Regularity: Usually regular
RR intervals are often consistent unless superimposed ectopy or progression occurs.
P waves: Absent or retrograde
P waves may be retrograde (traveling backward, from the AV junction upward toward the atria) — appearing inverted before QRS, hidden in QRS, or after QRS.
PR interval: Short if present
If an inverted P precedes QRS, PR is typically <0.12s.
QRS: Narrow
Narrow QRS supports junctional origin rather than ventricular-origin brady rhythms.

High-Yield Differentials

Monitor-Tech Escalation Focus

Treat junctional bradycardia as high urgency from the monitoring station: report rate and morphology immediately, time-stamp onset, print strips, and watch for progression below 30 BPM, pauses, or transition to ventricular escape/asystole.

Medication Causes

Several common cardiac medications can slow the AV junction enough to push a junctional rhythm into bradycardia territory. Beta-blockers (metoprolol, atenolol) reduce automaticity across all pacemaker sites, including the AV junction. Calcium channel blockers (diltiazem, verapamil) slow conduction through the AV node directly. Digoxin enhances vagal tone on the AV junction and at higher levels can suppress junctional automaticity altogether. Any of these — alone or in combination — can take a stable junctional escape at 50 BPM and push it down to 35. If a patient on one of these medications develops junctional bradycardia, include the medication name and the time of the last dose in your report. That timing helps the clinical team decide whether to hold the next dose or intervene.

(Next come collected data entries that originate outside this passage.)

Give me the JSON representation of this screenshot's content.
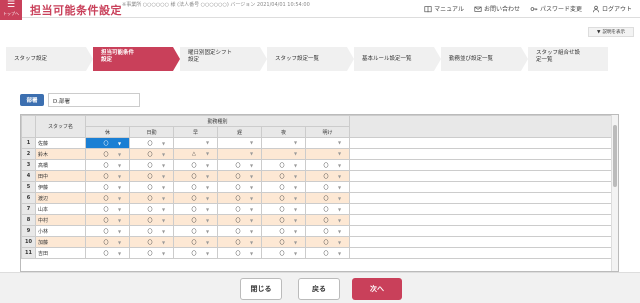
{
  "header": {
    "home_label": "トップへ",
    "title": "担当可能条件設定",
    "breadcrumb": "※事業所 ○○○○○○ 様 (法人番号 ○○○○○○) バージョン 2021/04/01 10:54:00",
    "links": {
      "manual": "マニュアル",
      "contact": "お問い合わせ",
      "password": "パスワード変更",
      "logout": "ログアウト"
    }
  },
  "desc_button": "説明を表示",
  "steps": [
    {
      "line1": "スタッフ設定",
      "line2": ""
    },
    {
      "line1": "担当可能条件",
      "line2": "設定"
    },
    {
      "line1": "曜日別固定シフト",
      "line2": "設定"
    },
    {
      "line1": "スタッフ設定一覧",
      "line2": ""
    },
    {
      "line1": "基本ルール設定一覧",
      "line2": ""
    },
    {
      "line1": "勤務並び設定一覧",
      "line2": ""
    },
    {
      "line1": "スタッフ組合せ設",
      "line2": "定一覧"
    }
  ],
  "dept": {
    "label": "部署",
    "value": "D.部署"
  },
  "grid": {
    "group_header": "勤務種別",
    "staff_header": "スタッフ名",
    "columns": [
      "休",
      "日勤",
      "早",
      "遅",
      "夜",
      "明け"
    ],
    "rows": [
      {
        "n": "1",
        "name": "佐藤",
        "vals": [
          "〇",
          "〇",
          "",
          "",
          "",
          ""
        ]
      },
      {
        "n": "2",
        "name": "鈴木",
        "vals": [
          "〇",
          "〇",
          "△",
          "",
          "",
          ""
        ]
      },
      {
        "n": "3",
        "name": "高橋",
        "vals": [
          "〇",
          "〇",
          "〇",
          "〇",
          "〇",
          "〇"
        ]
      },
      {
        "n": "4",
        "name": "田中",
        "vals": [
          "〇",
          "〇",
          "〇",
          "〇",
          "〇",
          "〇"
        ]
      },
      {
        "n": "5",
        "name": "伊藤",
        "vals": [
          "〇",
          "〇",
          "〇",
          "〇",
          "〇",
          "〇"
        ]
      },
      {
        "n": "6",
        "name": "渡辺",
        "vals": [
          "〇",
          "〇",
          "〇",
          "〇",
          "〇",
          "〇"
        ]
      },
      {
        "n": "7",
        "name": "山本",
        "vals": [
          "〇",
          "〇",
          "〇",
          "〇",
          "〇",
          "〇"
        ]
      },
      {
        "n": "8",
        "name": "中村",
        "vals": [
          "〇",
          "〇",
          "〇",
          "〇",
          "〇",
          "〇"
        ]
      },
      {
        "n": "9",
        "name": "小林",
        "vals": [
          "〇",
          "〇",
          "〇",
          "〇",
          "〇",
          "〇"
        ]
      },
      {
        "n": "10",
        "name": "加藤",
        "vals": [
          "〇",
          "〇",
          "〇",
          "〇",
          "〇",
          "〇"
        ]
      },
      {
        "n": "11",
        "name": "吉田",
        "vals": [
          "〇",
          "〇",
          "〇",
          "〇",
          "〇",
          "〇"
        ]
      }
    ]
  },
  "footer": {
    "close": "閉じる",
    "back": "戻る",
    "next": "次へ"
  },
  "colors": {
    "brand": "#c9405a",
    "dept_badge": "#3c6fb0",
    "selected": "#1a7fd4",
    "alt_row": "#fde8d4"
  }
}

What Happens When Treatment Is Given

Atropine is typically the first medication used for symptomatic junctional bradycardia. It blocks vagal input to the AV junction, which can increase the junctional rate — often within one to two minutes of administration. On the monitor, you will see the heart rate climb and the rhythm may remain junctional or transition back to sinus. If atropine does not increase the rate, the clinical team may move to transcutaneous pacing. When pacing is initiated, you will see tall, wide pacing spikes on the monitor — vertical deflections much larger than the native QRS. Your job is to confirm electrical capture: each pacing spike should be followed by a wide QRS complex. Report any spikes without capture immediately.

Progression Risk

Junctional bradycardia can deteriorate in a predictable downward sequence: junctional bradycardia → idioventricular rhythm (IVR) → asystole. Each step represents the pacemaker site falling lower in the conduction system. Junctional bradycardia originates at the AV junction and produces a narrow QRS. When the junction fails, ventricular cells take over as the last-resort pacemaker — IVR — producing a wide, slow QRS at 20-40 BPM. If that ventricular pacemaker also fails, the result is asystole. The key morphology change to watch for: narrow QRS suddenly replaced by wide QRS at the same or slower rate. That shift means ventricular escape has taken over and the patient has lost their junctional pacemaker.

Symptomatic Threshold

Junctional rates below 40-50 BPM are frequently symptomatic because the cardiac output drops below what the body needs. From the monitoring station, you may not be at the bedside, but you can still identify signs of poor perfusion on your displays: blood pressure trending downward on the vitals column, oxygen saturation drifting from the mid-90s into the low 90s or 80s, or rhythm-correlated alarms firing on multiple parameters at once. The patient may activate the call light reporting dizziness, lightheadedness, or "feeling faint." Any of these combined with a junctional rate in the 30s should prompt immediate escalation — do not wait for the next scheduled vitals check.